Please note that we attempted to abide by the principles for use of Control Variables, set out by Bernerth and Aguinis (2016). They recommend that control variables should only be included in a study if they can be theoretically justified, are central to our hypothesis testing in terms of focal variables, already have an empirically established relationship with focal variables, and affect results to the extent that they offer an alternative explanation. As such, and in order to heighten power and parsimony in model fit, we did not include the other personality characteristics from the HPI as control variables in any of our models. The reader may like to know however, that we did run all of our models with personality characteristics as controls, just to test the impact they had on results. In no model were our findings challenged by the inclusion of the other FFM characteristics. Only one factor (Neuroticism – HPI Adjustment) showed a significant relationship with an outcome, and this was for Momentary NA in Model 2. However, this did not negate the effects of our predictor variables and interaction term, and so was not included in our final model, as we had no interest in this study in testing or confirming the relationship between Neuroticism and Affect.
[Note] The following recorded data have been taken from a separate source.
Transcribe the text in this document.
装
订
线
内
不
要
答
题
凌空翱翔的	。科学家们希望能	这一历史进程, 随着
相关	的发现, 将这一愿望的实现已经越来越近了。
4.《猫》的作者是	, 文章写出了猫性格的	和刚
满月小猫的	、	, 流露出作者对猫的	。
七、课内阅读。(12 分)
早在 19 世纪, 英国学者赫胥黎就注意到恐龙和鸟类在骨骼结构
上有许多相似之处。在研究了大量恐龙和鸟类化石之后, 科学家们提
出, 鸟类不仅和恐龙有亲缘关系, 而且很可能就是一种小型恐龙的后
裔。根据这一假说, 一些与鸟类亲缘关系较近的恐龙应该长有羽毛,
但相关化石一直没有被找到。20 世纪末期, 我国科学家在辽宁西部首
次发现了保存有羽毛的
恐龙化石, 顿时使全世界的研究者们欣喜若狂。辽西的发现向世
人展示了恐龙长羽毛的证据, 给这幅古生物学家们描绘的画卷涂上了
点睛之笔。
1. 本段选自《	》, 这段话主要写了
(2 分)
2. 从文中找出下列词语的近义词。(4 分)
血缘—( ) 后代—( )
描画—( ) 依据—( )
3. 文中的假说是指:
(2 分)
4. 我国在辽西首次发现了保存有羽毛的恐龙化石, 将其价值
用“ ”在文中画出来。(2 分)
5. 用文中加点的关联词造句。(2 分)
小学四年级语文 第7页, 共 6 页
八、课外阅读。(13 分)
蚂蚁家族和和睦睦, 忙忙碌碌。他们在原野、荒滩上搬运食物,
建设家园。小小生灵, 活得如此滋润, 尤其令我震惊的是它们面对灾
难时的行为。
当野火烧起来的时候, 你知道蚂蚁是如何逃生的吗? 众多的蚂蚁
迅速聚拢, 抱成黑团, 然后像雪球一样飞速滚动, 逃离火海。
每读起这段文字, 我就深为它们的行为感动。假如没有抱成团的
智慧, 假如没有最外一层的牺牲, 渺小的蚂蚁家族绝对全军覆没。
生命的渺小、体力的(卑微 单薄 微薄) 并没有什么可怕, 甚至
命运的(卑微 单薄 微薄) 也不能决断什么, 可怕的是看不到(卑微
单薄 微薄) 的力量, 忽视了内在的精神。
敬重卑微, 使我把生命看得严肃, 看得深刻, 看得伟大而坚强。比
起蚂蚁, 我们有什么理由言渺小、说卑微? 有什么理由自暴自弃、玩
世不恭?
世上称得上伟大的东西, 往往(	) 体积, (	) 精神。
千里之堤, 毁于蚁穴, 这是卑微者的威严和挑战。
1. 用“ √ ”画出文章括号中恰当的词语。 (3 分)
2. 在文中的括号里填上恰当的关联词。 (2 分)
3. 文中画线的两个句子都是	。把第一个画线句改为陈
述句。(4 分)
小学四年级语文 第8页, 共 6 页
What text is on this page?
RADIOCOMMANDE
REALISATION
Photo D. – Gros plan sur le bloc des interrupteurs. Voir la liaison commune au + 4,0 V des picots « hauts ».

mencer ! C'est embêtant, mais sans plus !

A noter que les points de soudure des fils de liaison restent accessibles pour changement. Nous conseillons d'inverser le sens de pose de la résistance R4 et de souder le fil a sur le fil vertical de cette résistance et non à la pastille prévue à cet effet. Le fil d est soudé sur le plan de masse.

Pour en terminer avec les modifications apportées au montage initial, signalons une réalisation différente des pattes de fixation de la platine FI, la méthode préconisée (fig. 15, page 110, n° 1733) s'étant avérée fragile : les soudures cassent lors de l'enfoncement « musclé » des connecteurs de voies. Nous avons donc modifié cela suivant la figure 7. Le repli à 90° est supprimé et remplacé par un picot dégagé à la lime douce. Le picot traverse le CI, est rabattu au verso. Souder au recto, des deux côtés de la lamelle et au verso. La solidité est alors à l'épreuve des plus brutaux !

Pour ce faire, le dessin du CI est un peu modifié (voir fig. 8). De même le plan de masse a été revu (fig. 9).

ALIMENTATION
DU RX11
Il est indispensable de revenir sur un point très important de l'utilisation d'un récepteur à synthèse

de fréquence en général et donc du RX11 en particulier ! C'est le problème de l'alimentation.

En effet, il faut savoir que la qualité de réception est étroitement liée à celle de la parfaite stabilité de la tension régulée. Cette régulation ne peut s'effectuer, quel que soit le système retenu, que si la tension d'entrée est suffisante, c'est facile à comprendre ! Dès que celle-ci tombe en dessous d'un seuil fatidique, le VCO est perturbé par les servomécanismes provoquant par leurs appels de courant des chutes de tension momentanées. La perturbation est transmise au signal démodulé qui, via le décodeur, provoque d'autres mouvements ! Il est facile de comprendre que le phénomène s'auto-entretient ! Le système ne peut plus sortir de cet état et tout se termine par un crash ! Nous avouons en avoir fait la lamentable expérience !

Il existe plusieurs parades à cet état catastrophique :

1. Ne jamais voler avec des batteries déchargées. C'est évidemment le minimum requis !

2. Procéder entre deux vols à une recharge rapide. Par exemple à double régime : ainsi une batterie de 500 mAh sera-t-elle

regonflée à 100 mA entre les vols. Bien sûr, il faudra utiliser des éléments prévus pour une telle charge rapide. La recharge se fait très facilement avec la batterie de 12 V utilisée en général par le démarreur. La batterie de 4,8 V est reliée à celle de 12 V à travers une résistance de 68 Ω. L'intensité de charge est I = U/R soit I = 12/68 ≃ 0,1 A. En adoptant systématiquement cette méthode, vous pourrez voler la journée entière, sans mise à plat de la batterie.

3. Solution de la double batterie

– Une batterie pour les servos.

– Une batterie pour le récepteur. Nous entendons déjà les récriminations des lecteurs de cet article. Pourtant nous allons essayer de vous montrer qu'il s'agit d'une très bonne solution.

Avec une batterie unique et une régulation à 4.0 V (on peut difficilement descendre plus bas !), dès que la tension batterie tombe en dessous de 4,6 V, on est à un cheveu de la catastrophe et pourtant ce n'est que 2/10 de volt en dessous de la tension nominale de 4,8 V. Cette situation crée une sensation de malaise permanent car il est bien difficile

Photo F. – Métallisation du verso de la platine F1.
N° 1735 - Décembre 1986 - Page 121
Retrospective ratings of affect are commonly used in well‐being measurement (where people rate how they felt over the course of the past day or week, for example). Because ‘Before NA’ is rated by participants at the same time as ‘Momentary NA’ we are mindful that ratings may take the form of a comparison, whereby the scores given may reflect the participant implicitly comparing ‘how do I feel now compared to then’. This may give a relative, rather than absolute, value of affect.